With You In Mind — The Songs of Allen Toussaint
(Mascot Label Group/Cool Green)
Rating: 4 out of 5 stars
New Orleans music is all about rhythm. So it’s no surprise that a drummer would front a tribute to one of that city’s great (some would argue greatest) songwriters.
Working with his long time trio, Moore, on leave as full time sticksman behind Galactic, is joined by his longtime piano and bass accompanists but adds New Orleans notables such as Trombone Shorty, Cyril Neville, saxist Skerik, percussion wiz Mike Dillon and Bonerama’s trombone frontmen, among others, for a jazz/blues/funk workout that, at ten tracks, only scratches the surface of Toussaint’s 50-plus year catalog of classics.
To his credit, not only does drummer Moore stay generally in the background, but his group digs deep into Toussaint’s songbook, excavating hidden gems and lesser known tracks. He radically rearranges the disc’s biggest hit “Southern Nights,” a chart topper for Glen Campbell, by tacking on a peculiar opening poem and expanding it to more than seven minutes with a Ray Charles-inspired instrumental version of the melody featuring trumpeter/keyboardist Nicholas Payton.
The rhythm kicks off this disc in fine fashion with the deep funk of “Here Come The Girls,” originally done by Ernie K. Doe, augmented by a full horn section and soulful female (what else?) backing vocals. It continues with the heavy groove of “Life,” “Night People” (with an alto solo from James Brown longtime horn man Maceo Parker), and the self-explanatory “Everything I Do Gohn Be Funky (From Now On),” a moderate hit for Lee Dorsey. The album’s tone shifts to New Orleans second line jazz and some Dixieland for an instrumental, improvisational run-through of the frisky “Java” and into a smoky cabaret supper club vibe on the sweet ballad “All These Things,” with singer Kiki Chapman and a lovely, subdued (perhaps overly so) version of the title track.
The disc’s most unusual moment is a spoken-word performance of a previously unrecorded lyric called “The Beat,” found in a book of Toussaint’s poetry and read by Cyril Neville over sensual jungle drums and percussion from Moore and Dillon. “In the beginning was the beat,” recites Neville, and although there are more sedate moments here, that’s a concise summation of both this album and New Orleans music as a whole.

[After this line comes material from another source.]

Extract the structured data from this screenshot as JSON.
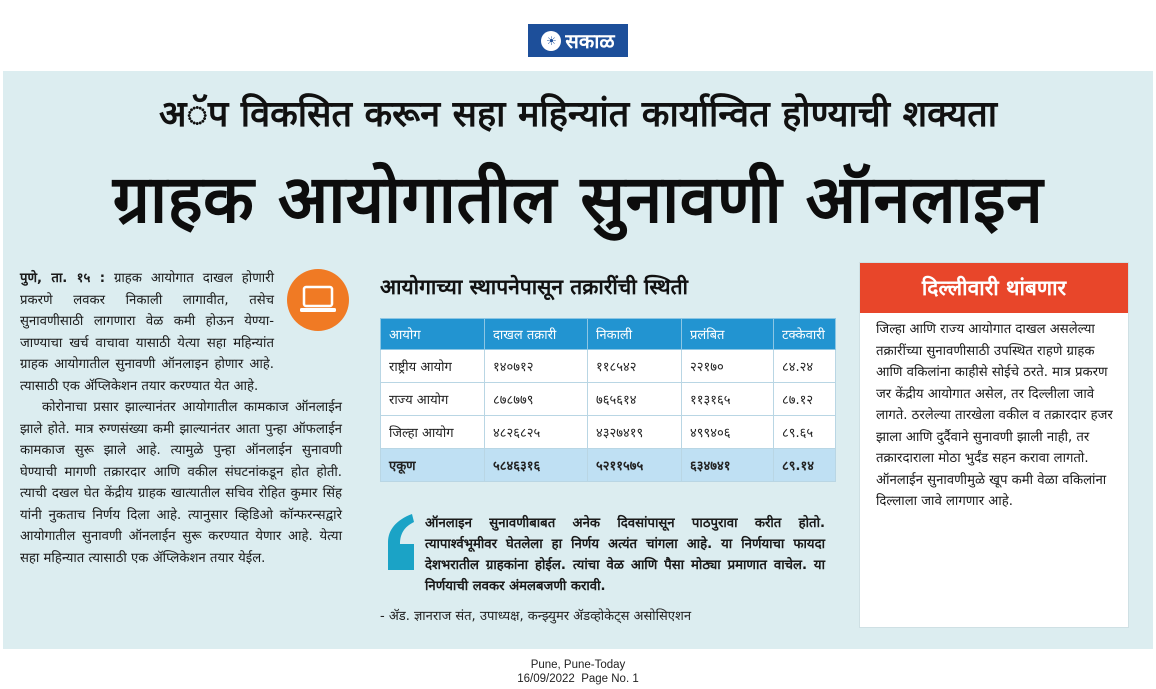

Toussaint’s songwriting talents created R&B-based music adaptable to artists as varied as The Yardbirds, Robert Palmer, Devo, Elvis Costello and countless others who covered his songs in a variety of genres. Stanton Moore takes a heavily jazz and funk-oriented stab at a handful of them, turning in vivid, vivacious performances that further expand Toussaint’s already elastic boundaries on this inventive covers collection that’s as classy and sophisticated as the artist.